Dans sa tête, les souvenirs qui ne lui appartenaient pas lui soufflaient d’être fier. La bataille avait bien tourné. Mais ça n’effaçait pas les braves gars tombés sous son commandement.

— Des pertes, il y en a toujours, rappela Talmanes. Tu ne dois pas te laisser ronger par ça. C’est le métier !

— Justement ! Quand on ne se bat pas, il n’y a pas de pertes.

— Alors, pourquoi cherches-tu les champs de bataille avec une lanterne ?

— Faux, mon ami ! Je ferraille quand je ne peux pas l’éviter.

Par le sang et les fichues cendres, c’était la stricte vérité ! Pour qu’il se batte, il fallait qu’on l’y force. Mais pourquoi est-ce que ça arrivait tout le temps ?

— Si tu le dis, Mat… (Talmanes retira la pipe de sa bouche et pointa le tuyau sur son chef.) Mais quelque chose te travaille, et ce n’est pas d’avoir perdu des hommes.
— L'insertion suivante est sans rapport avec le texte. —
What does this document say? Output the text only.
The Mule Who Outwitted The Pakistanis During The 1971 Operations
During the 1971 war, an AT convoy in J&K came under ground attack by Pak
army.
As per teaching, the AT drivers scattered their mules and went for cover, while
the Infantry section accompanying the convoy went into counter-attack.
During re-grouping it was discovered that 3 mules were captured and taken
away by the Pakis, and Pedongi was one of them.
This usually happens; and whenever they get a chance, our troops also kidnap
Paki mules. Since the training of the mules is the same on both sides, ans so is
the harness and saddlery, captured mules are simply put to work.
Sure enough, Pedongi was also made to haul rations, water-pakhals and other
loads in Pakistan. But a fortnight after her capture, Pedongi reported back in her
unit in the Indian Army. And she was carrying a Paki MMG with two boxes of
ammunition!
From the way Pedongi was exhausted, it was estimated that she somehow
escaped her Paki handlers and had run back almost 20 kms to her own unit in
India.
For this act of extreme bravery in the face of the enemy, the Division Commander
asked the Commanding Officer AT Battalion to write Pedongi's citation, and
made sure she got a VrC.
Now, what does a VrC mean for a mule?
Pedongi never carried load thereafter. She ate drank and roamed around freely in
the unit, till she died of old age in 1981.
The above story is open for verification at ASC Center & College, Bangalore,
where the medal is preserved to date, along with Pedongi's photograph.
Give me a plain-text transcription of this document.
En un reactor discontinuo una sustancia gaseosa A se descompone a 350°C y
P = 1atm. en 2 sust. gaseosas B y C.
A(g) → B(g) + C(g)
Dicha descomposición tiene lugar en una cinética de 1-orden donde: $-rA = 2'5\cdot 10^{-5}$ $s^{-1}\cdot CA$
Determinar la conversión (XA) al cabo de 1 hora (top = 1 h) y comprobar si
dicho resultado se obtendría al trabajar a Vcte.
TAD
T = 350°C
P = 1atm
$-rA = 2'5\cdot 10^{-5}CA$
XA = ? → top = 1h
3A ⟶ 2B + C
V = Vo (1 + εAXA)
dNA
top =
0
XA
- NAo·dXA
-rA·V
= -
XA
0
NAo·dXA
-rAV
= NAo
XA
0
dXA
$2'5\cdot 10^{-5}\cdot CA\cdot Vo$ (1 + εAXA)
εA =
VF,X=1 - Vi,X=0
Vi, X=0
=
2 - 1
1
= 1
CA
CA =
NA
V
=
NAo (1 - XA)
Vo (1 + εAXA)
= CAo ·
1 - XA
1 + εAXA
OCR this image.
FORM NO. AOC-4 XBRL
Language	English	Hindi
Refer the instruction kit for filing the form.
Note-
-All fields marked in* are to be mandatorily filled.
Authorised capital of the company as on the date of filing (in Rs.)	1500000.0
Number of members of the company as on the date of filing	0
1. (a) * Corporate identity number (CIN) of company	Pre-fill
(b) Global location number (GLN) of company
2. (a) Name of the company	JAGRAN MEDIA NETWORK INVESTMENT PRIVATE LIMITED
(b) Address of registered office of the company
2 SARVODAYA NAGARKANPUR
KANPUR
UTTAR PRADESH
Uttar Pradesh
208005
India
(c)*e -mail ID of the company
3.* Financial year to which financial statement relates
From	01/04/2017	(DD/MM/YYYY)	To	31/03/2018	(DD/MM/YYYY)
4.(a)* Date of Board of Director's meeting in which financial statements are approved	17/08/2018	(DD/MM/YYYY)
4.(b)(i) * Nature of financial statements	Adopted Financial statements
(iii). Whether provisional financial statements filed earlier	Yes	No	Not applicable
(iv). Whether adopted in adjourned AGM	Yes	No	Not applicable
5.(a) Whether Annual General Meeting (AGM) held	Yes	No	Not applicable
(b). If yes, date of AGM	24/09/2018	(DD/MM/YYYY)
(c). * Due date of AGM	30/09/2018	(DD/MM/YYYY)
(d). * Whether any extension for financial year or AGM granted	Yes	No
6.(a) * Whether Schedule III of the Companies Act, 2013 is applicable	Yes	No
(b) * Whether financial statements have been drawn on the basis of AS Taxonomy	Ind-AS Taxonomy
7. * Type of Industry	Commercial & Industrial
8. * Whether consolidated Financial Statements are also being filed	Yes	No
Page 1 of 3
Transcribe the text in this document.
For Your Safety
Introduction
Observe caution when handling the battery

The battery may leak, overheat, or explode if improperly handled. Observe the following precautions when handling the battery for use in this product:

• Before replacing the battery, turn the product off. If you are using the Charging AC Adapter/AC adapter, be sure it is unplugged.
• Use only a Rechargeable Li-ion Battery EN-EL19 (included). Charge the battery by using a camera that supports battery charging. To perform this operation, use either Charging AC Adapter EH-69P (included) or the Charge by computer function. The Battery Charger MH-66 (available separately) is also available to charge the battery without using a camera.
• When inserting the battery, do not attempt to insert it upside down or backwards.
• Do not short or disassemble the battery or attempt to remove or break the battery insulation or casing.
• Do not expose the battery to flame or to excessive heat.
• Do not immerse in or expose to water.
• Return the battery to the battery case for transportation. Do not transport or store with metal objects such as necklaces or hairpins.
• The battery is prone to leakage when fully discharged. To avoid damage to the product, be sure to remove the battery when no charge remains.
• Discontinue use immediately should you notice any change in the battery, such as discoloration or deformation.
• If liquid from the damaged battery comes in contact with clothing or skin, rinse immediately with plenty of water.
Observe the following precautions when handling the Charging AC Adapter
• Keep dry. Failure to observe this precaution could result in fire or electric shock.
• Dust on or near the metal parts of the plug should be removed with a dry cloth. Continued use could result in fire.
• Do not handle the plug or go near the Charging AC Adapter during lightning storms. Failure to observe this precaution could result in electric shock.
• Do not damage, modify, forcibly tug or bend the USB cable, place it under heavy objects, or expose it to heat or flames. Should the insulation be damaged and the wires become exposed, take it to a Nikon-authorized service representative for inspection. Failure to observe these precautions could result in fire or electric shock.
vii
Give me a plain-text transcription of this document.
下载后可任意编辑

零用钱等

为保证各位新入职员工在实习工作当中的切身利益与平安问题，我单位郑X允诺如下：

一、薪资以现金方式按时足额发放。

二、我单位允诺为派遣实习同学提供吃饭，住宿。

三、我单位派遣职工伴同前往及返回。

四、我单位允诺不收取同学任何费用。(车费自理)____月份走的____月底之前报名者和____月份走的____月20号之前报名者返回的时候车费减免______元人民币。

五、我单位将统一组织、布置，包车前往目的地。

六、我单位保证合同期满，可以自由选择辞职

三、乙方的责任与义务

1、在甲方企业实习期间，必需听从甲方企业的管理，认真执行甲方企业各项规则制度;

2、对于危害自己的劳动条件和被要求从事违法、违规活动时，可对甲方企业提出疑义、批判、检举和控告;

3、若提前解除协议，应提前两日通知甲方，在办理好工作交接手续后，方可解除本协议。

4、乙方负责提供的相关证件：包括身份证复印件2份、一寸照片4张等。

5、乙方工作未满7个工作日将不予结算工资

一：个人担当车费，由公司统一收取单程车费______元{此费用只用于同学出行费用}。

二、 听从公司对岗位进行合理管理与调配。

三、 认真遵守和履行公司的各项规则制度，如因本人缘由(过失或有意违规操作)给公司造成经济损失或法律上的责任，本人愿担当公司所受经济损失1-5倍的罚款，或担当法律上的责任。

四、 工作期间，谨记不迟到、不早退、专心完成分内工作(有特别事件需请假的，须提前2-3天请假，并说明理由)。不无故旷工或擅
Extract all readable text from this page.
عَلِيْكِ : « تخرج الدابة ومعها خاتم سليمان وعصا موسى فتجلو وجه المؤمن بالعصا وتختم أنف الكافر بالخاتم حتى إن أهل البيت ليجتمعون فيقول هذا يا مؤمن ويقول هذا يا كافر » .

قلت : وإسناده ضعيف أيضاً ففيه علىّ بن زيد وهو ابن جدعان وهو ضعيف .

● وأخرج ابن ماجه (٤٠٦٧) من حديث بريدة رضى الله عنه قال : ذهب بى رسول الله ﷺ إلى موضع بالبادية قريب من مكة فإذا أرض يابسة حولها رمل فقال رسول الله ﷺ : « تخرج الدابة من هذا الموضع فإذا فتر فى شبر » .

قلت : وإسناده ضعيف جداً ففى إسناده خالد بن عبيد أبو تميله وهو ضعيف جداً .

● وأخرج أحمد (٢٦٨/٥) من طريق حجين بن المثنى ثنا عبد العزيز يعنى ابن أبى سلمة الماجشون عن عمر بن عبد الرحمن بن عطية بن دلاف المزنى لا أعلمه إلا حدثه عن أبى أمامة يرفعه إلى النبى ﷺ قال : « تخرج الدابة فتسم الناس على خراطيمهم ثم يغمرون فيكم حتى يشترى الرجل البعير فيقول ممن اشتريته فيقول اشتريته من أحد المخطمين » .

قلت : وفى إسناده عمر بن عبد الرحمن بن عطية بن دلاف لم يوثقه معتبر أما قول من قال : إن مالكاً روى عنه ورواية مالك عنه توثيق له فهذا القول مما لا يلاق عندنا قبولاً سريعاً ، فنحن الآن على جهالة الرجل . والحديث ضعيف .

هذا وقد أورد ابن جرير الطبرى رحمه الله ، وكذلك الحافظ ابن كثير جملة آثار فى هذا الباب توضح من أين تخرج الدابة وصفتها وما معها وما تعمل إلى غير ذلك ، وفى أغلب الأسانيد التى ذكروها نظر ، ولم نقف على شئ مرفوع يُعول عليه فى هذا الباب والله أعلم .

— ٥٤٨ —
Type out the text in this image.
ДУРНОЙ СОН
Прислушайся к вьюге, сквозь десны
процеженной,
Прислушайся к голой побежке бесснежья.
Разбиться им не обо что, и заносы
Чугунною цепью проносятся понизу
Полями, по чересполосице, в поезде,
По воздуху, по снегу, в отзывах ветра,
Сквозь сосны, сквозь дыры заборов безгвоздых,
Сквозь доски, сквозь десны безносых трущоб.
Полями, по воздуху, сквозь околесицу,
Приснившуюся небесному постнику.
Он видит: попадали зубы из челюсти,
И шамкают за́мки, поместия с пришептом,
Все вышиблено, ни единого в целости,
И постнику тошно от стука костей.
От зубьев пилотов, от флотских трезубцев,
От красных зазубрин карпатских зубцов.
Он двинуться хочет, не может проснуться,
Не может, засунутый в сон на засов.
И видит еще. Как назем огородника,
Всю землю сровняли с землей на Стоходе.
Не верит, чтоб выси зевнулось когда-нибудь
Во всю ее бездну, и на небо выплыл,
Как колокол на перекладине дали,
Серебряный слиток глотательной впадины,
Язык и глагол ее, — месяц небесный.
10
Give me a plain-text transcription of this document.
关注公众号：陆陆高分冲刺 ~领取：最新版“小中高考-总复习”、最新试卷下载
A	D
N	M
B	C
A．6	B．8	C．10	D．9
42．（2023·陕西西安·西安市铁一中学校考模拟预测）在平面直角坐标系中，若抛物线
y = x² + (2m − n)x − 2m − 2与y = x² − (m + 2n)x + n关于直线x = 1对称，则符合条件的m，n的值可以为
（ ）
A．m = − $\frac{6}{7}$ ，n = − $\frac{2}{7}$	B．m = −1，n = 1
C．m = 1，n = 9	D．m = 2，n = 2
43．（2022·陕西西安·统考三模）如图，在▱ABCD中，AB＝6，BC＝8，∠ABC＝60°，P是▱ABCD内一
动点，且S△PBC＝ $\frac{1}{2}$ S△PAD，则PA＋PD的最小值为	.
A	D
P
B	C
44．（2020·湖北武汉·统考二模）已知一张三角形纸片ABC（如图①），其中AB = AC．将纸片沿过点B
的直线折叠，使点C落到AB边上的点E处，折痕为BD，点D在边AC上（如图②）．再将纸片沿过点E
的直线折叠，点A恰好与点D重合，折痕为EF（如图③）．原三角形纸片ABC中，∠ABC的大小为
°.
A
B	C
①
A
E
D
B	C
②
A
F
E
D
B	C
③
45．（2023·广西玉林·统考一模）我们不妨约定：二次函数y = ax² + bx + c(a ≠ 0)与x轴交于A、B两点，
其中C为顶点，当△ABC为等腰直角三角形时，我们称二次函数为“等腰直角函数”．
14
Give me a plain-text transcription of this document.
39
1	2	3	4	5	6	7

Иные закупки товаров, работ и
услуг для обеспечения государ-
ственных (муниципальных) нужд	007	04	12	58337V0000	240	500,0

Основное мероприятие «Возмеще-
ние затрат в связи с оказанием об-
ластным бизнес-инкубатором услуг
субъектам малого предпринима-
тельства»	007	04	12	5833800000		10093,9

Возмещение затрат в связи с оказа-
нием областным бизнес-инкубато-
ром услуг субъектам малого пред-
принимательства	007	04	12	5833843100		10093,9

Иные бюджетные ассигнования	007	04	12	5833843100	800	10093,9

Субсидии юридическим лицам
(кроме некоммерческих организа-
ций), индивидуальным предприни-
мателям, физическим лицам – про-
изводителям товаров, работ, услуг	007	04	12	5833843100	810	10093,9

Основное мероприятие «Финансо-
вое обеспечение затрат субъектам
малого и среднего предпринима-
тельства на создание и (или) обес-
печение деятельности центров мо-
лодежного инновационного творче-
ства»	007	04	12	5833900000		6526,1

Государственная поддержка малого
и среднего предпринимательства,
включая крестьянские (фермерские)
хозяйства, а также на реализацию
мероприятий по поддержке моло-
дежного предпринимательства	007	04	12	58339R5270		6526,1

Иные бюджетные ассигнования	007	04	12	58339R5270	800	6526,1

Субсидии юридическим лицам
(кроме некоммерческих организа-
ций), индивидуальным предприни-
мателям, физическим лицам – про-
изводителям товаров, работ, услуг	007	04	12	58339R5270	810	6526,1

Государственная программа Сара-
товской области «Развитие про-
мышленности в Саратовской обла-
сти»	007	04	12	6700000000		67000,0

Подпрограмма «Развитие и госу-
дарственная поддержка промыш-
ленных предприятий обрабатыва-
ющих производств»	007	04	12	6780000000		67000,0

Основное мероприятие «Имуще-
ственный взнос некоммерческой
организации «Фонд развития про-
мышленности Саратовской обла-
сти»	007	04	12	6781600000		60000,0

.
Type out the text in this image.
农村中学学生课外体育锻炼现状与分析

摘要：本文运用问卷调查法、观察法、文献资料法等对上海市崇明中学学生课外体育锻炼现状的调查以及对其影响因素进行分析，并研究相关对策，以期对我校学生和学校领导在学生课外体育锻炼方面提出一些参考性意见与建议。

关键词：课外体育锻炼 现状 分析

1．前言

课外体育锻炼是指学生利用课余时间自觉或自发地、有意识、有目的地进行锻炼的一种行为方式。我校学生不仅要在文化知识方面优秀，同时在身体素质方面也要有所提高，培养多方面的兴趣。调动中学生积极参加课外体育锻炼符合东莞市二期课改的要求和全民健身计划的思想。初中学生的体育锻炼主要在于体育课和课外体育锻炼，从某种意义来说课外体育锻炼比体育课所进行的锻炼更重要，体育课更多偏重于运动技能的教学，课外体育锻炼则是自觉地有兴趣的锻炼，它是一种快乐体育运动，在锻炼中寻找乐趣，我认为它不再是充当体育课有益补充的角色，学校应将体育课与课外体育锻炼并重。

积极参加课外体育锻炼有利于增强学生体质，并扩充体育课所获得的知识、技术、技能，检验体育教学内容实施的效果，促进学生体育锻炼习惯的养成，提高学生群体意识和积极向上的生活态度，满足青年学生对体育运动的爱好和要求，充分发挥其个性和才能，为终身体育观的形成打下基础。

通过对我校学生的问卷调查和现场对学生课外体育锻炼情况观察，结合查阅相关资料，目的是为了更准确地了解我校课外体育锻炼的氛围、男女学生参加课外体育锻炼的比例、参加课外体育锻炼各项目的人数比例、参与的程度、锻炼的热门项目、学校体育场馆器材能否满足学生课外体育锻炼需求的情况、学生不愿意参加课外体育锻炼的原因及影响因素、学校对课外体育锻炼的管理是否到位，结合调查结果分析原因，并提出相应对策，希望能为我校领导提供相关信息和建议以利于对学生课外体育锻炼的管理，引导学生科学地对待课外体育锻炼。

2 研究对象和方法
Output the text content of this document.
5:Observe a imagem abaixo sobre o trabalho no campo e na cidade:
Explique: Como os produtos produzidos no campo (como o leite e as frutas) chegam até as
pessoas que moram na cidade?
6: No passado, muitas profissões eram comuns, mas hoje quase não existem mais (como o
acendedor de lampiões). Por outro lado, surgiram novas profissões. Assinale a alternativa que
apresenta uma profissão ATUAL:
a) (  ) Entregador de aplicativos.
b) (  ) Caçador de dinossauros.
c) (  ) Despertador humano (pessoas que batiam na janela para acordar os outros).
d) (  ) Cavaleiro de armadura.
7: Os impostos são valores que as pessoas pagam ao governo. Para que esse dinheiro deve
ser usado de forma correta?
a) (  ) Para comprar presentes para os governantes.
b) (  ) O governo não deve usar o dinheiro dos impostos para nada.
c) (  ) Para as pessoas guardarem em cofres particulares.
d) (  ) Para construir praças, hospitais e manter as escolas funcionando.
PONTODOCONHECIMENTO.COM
Nobles de malheur ! Même ceux qui étaient à peu près buvables, comme Talmanes, pensaient toujours en savoir plus long que les autres.

Bien entendu, Mat était désormais un noble, lui aussi. Talmanes s’était fichu de lui pendant quelques jours, jusqu’à ce qu’il lui souffle dans les bronches. Les Cairhieniens faisaient toute une affaire de ces histoires de titres et de rangs.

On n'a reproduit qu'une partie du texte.